Here is where the approaches to updating variables start to differ.  You could do the whole thing in Java, updating variables with the Java API.  You could have a fancy XML configuration file that is interpreted and tells the system what variables to create, where to put them, and so on.  In keeping with the KISS philosophy, though, I’m going to leave the business logic separate from the variable update mechanism.  Meaning this: in this case I will use just enough program code to generate the variables, then output them to a space-delimited file.  I will then have a separate process that reads the file and updates the Essbase server.  One of the other common approaches here would be to simply output MaxL or ESSCMD script itself, then run the file.  This works great too, however, I like having “vanilla” files that I can load in to other programs if needed (or, say, use in a SQL Server DTS/SSIS job).

At the end of the day, I’ve generated a text file with conents like this:

App1 Db1 CurrentYear 2008
App1 Db1 CurrentPeriod P10
App1 Db1 CurrentWeek Week4
App2 Db1 CurrentFoo Q1

Pretty simple, right?  Note that this simplified approach is only good for setting variables with a specific App/database.  It needs to be modified a little to set global substitution variables (but I’m sure you are enterprising enough to figure this out — check the tech ref for the appropriate MaxL command).

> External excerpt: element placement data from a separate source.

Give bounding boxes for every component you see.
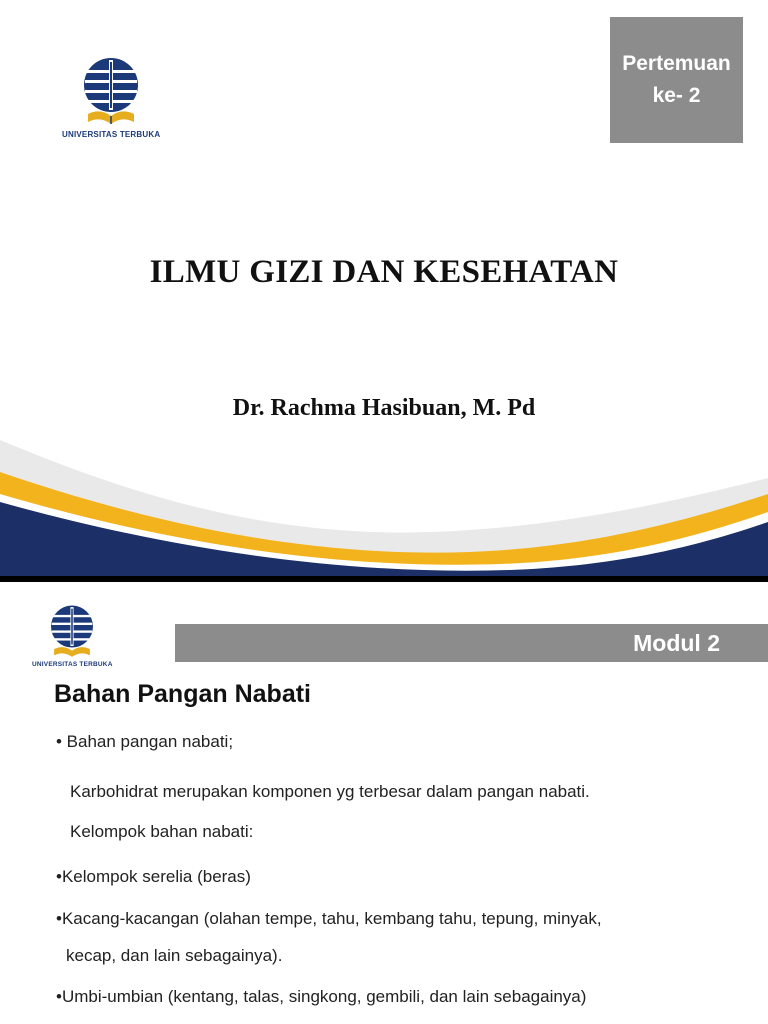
meeting-badge <box>610 17 743 143</box>
body-line: Karbohidrat merupakan komponen yg terbesar dalam pangan nabati. <box>70 782 590 801</box>
course-title: ILMU GIZI DAN KESEHATAN <box>149 254 619 290</box>
body-line: Kelompok bahan nabati: <box>70 822 254 841</box>
content-slide <box>0 582 768 1024</box>
badge-line-1: Pertemuan <box>622 52 731 75</box>
body-line: •Kelompok serelia (beras) <box>56 867 251 886</box>
body-line: •Kacang-kacangan (olahan tempe, tahu, kembang tahu, tepung, minyak, <box>56 909 602 928</box>
author-name: Dr. Rachma Hasibuan, M. Pd <box>232 395 536 421</box>
logo-caption: UNIVERSITAS TERBUKA <box>32 661 113 668</box>
body-line: kecap, dan lain sebagainya). <box>66 946 283 965</box>
module-label: Modul 2 <box>633 630 720 656</box>
university-emblem-icon <box>49 604 95 660</box>
body-line: •Umbi-umbian (kentang, talas, singkong, gembili, dan lain sebagainya) <box>56 987 587 1006</box>
university-emblem-icon <box>82 56 140 128</box>
slide-title: Bahan Pangan Nabati <box>54 680 311 708</box>
badge-line-2: ke- 2 <box>652 84 701 107</box>
university-logo <box>32 604 113 668</box>
body-line: • Bahan pangan nabati; <box>56 732 234 751</box>
decorative-wave <box>0 420 768 576</box>
module-bar <box>175 624 768 662</box>
logo-caption: UNIVERSITAS TERBUKA <box>62 130 161 139</box>
university-logo <box>62 56 160 139</box>
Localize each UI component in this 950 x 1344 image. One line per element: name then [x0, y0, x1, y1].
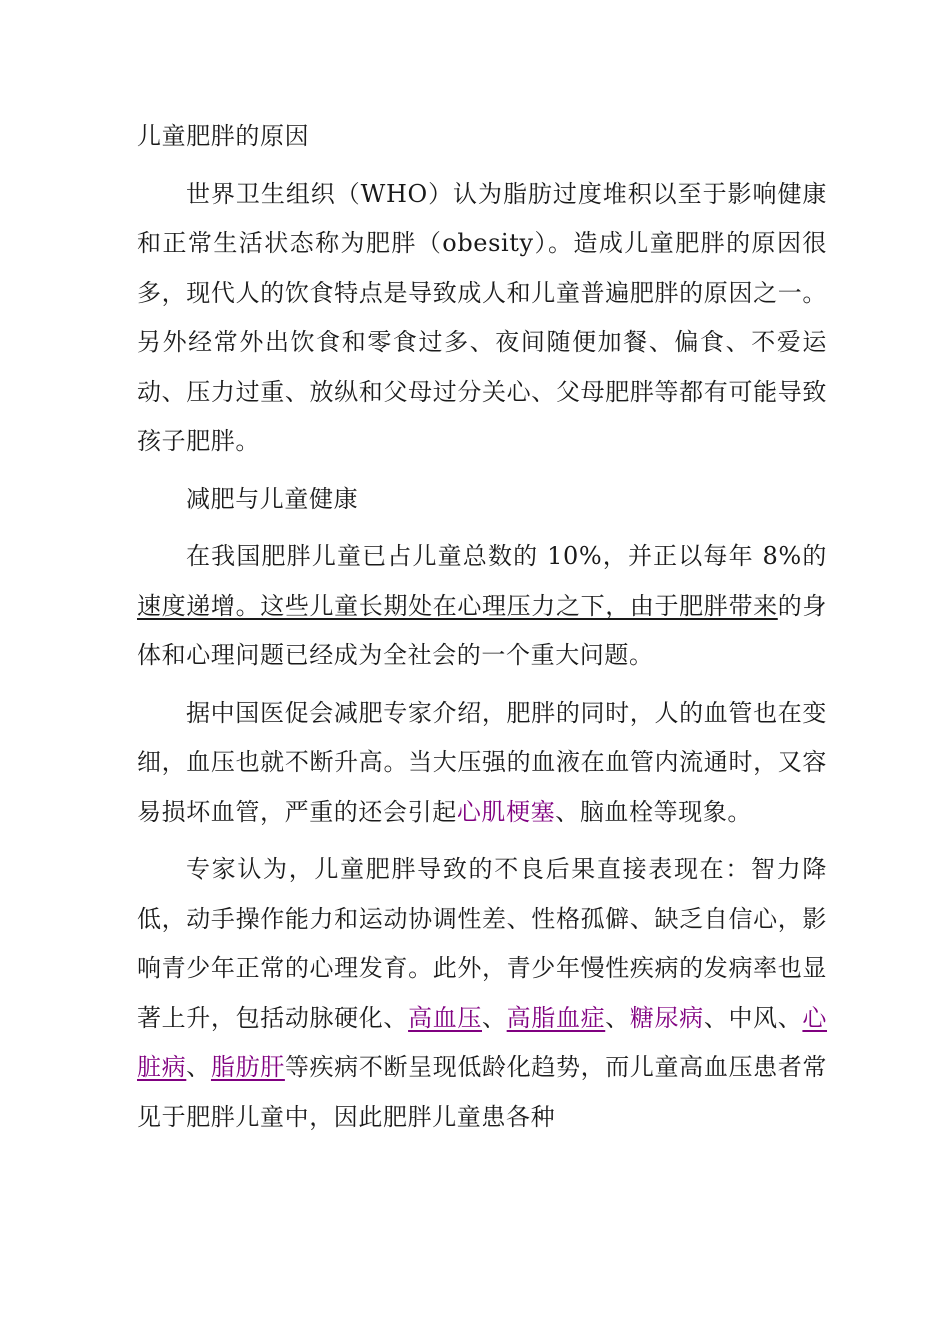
document-body — [137, 112, 827, 1150]
separator: 、中风、 — [703, 1003, 803, 1032]
separator: 、 — [605, 1003, 630, 1032]
paragraph-statistics — [137, 532, 827, 681]
section-heading: 减肥与儿童健康 — [186, 484, 359, 513]
underlined-text: 速度递增。这些儿童长期处在心理压力之下，由于肥胖带来 — [137, 591, 778, 620]
document-title: 儿童肥胖的原因 — [137, 122, 310, 150]
paragraph-text: 在我国肥胖儿童已占儿童总数的 10%，并正以每年 8%的 — [186, 542, 827, 570]
paragraph-text: 、脑血栓等现象。 — [555, 797, 753, 826]
link-heart-disease[interactable]: 心脏病 — [137, 1003, 828, 1081]
paragraph-expert-intro — [137, 689, 827, 838]
paragraph-text: 专家认为，儿童肥胖导致的不良后果直接表现在：智力降低，动手操作能力和运动协调性差、性格孤僻、缺乏自信心，影响青少年正常的心理发育。此外，青少年慢性疾病的发病率也显著上升，包括动脉硬化、 — [137, 855, 827, 1032]
link-hyperlipidemia[interactable]: 高脂血症 — [506, 1003, 606, 1032]
link-fatty-liver[interactable]: 脂肪肝 — [210, 1053, 285, 1081]
paragraph-text: 等疾病不断呈现低龄化趋势，而儿童高血压患者常见于肥胖儿童中，因此肥胖儿童患各种 — [137, 1053, 828, 1131]
link-diabetes[interactable]: 糖尿病 — [629, 1003, 704, 1032]
paragraph-text: 据中国医促会减肥专家介绍，肥胖的同时，人的血管也在变细，血压也就不断升高。当大压强的血液在血管内流通时，又容易损坏血管，严重的还会引起 — [137, 698, 827, 826]
paragraph-text: 的身体和心理问题已经成为全社会的一个重大问题。 — [137, 591, 827, 669]
separator: 、 — [482, 1003, 507, 1032]
link-hypertension[interactable]: 高血压 — [408, 1003, 482, 1032]
link-myocardial-infarction[interactable]: 心肌梗塞 — [456, 797, 556, 826]
paragraph-causes: 世界卫生组织（WHO）认为脂肪过度堆积以至于影响健康和正常生活状态称为肥胖（obesity）。造成儿童肥胖的原因很多，现代人的饮食特点是导致成人和儿童普遍肥胖的原因之一。另外经常外出饮食和零食过多、夜间随便加餐、偏食、不爱运动、压力过重、放纵和父母过分关心、父母肥胖等都有可能导致孩子肥胖。 — [137, 179, 827, 455]
paragraph-consequences — [137, 845, 827, 1142]
separator: 、 — [186, 1053, 211, 1081]
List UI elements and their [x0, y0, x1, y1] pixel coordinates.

At this point we could setup a MaxL script that takes variables on the command line and uses them in its commands to update the corresponding substitution variable, but there is also another way to do this: We can stuff the MaxL statement into our invocation of the MaxL shell itself.  In a Windows batch file, this whole process looks like this:

SET SERVER=essbaseserver
SET USER=essbaseuser
SET PW=essbasepw

REM generates subvar.conf file
REM this is your call to the Java/VB/C/whatever program that
REM updates the variable file
subvarprogram.exe

REM this isn't strictly needed but it makes me feel better
sleep 2

REM This is batch code to read subvar.conf's 4 fields and pipe
REM them into a MaxL session
REM NOTE: this is ONE line of code but may show as multiple in
REM your browser!

FOR /f "eol=; tokens=1,2,3,4 delims=, " %%i in (subvar.conf) do echo
alter database %%j.%%k set variable %%i %%l; | essmsh -s %SERVER% -l
%USER% %PW% -i 

REM You would use the below statement for the first time you need
REM to initialize the variables, but you will use the above statement
REM for updates to them (you can also just create the variables in
REM EAS)

REM FOR /f "eol=; tokens=1,2,3,4 delims=, " %%i in (subvar.conf) do
echo alter database %%j.%%k add variable %%i; | essmsh -s %SERVER% -l
%USER% %PW% -i

Always remember — there’s more than one way to do it. And always be mindful of keeping things simple — but not too simple.  Happy holidays, ya’ll.